Push 1: Muscles: Medial/front delts, chest, triceps
a) Flat Bench Press 3 rep ramping 6-8 sets
b) Seated BB Military 5 rep ramp 5 sets
c) Dips 5 rep ramp 6-8 sets
d) Decline Close grip Press 6 reps 5 sets
e) SS: Triceps Kickback 6 Reps, Lateral raises 6 reps 5 sets

Legs 1:
a) Back Squat 2x feeler 2 x ramp sets 5x5 working sets
b) DB Romanian Deadlifts 6 rep ramp 6-8 sets
c) SS: Single legged leg press (quad dominate) 8 reps ramping, Leg press calf extension 10 Reps 5 sets
d) Ham string Curl Hard squeeze, 6 reps ramping 5 sets
e) Ss: Ankle jumps holding dumbbell 3 reps, Single leg elevated calf raise Capacity ramp to 5 reps 6 sets
Pull 2: Muscles: Upper Back, Lower Back, Biceps, Abs, Rear Delt
a) Bent over Barbell Row (Overhand Grip)/Tbar Row 3 rep ramp for 3-5 sets then drop weight by 25% for 5x5
b) Pull-Up (Over Hand Grip) 4 sets: 12,10,8,6 Ramp Weight. BW MAX REPS SET
c) Seated Cable Row 5 rep ramp, 4-6 sets
d) SS: Preacher Curl Capacity Ramp to 5 reps 3-5 sets at MFP, Barbell Shrug, Capacity ramp to 6 reps 3-5 sets at MFP
e) SS: Hammer Curl 5 rep ramp, 4-6 sets, Back Hyper Extensions 6-8 reps 4-6 sets

Push 2: Muscles: Medial/front delts, chest, triceps
a) Clean and press 2x feeler, 2x ramp 5x5
b) Incline Barbell press 5 rep ramp, 6-8 sets
c) Dumbell military press 5 rep ramp 6-8 sets
d) Decline skull crusher, 6 rep ramp, 4-6 sets
e) Ss: Flat Db press 6 reps, cable fly/crossover 8 reps 4-6 sets
Legs 2:
a) Ss: BB Lunge, 5 per leg ramping 4-6 sets standing bb calf raise, 12 reps 4-6 sets
b) Front Squat 5 reps ramping 4-6 sets
c) High foot position hamstring dominate leg press 8 reps 6-8 sets
d) Seated calf raise 6 reps 6-8 sets
e) Quad extension 6 reps, hard squeeze 5 sets

If anyone is willing to give comments/suggestions/advice i would really appreciate it!
Alex

Hi judson,

I actually really like what you’ve drawn up. My only comment would be, you seem to be employing a lot of CTs principles so why not simply give I,Bodybuilder a go? it may give you the size/strength you want.

Hi judson,

I actually really like what you’ve drawn up. My only comment would be, you seem to be employing a lot of CTs principles so why not simply give I,Bodybuilder a go? it may give you the size/strength you want.

Hey jonny,

thanks for the response!
I have been debating doing IBB as written and just giving the program my all my only concern i guess is that i feel like it doesn’t have a lot of work as compared to what i am doing now i dunno i guess that really sounds stupid as i read it.

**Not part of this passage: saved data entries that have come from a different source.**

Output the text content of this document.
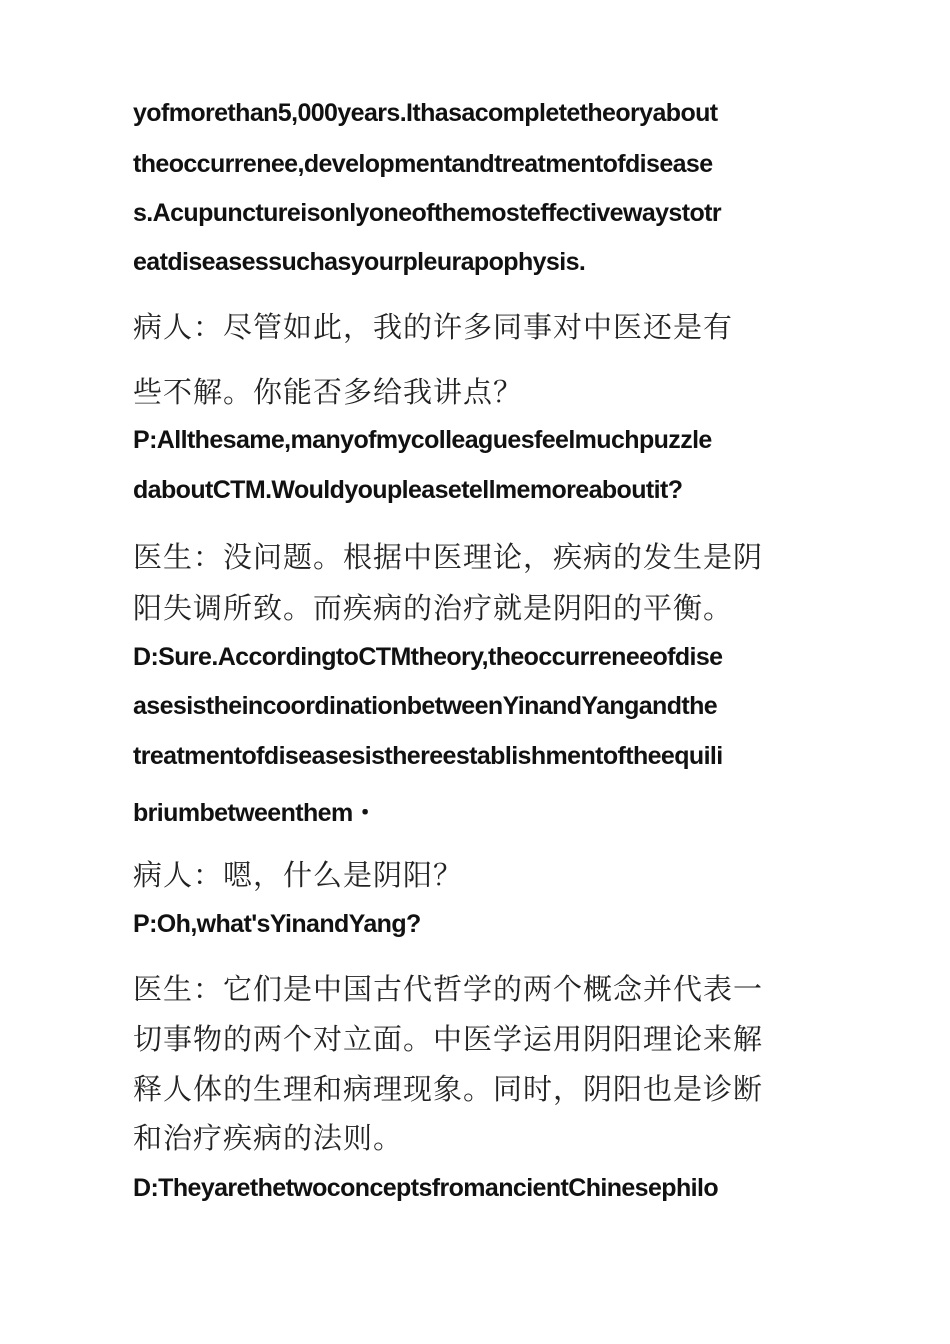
yofmorethan5,000years.Ithasacompletetheoryabout
theoccurrenee,developmentandtreatmentofdisease
s.Acupunctureisonlyoneofthemosteffectivewaystotr
eatdiseasessuchasyourpleurapophysis.
病人：尽管如此，我的许多同事对中医还是有
些不解。你能否多给我讲点？
P:Allthesame,manyofmycolleaguesfeelmuchpuzzle
daboutCTM.Wouldyoupleasetellmemoreaboutit?
医生：没问题。根据中医理论，疾病的发生是阴
阳失调所致。而疾病的治疗就是阴阳的平衡。
D:Sure.AccordingtoCTMtheory,theoccurreneeofdise
asesistheincoordinationbetweenYinandYangandthe
treatmentofdiseasesisthereestablishmentoftheequili
briumbetweenthem・
病人：嗯，什么是阴阳？
P:Oh,what'sYinandYang?
医生：它们是中国古代哲学的两个概念并代表一
切事物的两个对立面。中医学运用阴阳理论来解
释人体的生理和病理现象。同时，阴阳也是诊断
和治疗疾病的法则。
D:TheyarethetwoconceptsfromancientChinesephilo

I will certainly need to consider doing IBB i should read peoples responses on it more completely.

Alex

Well i completed the first 2 phases before i started my cut and its not to be taken lightly trust me. I saw some difference in my shoulders from 4 weeks on phase 1 and my lifts went up significantly after only 2 weeks on the back phase. If you nail your diet and para-workout nutrition i feel you can only add size and strength.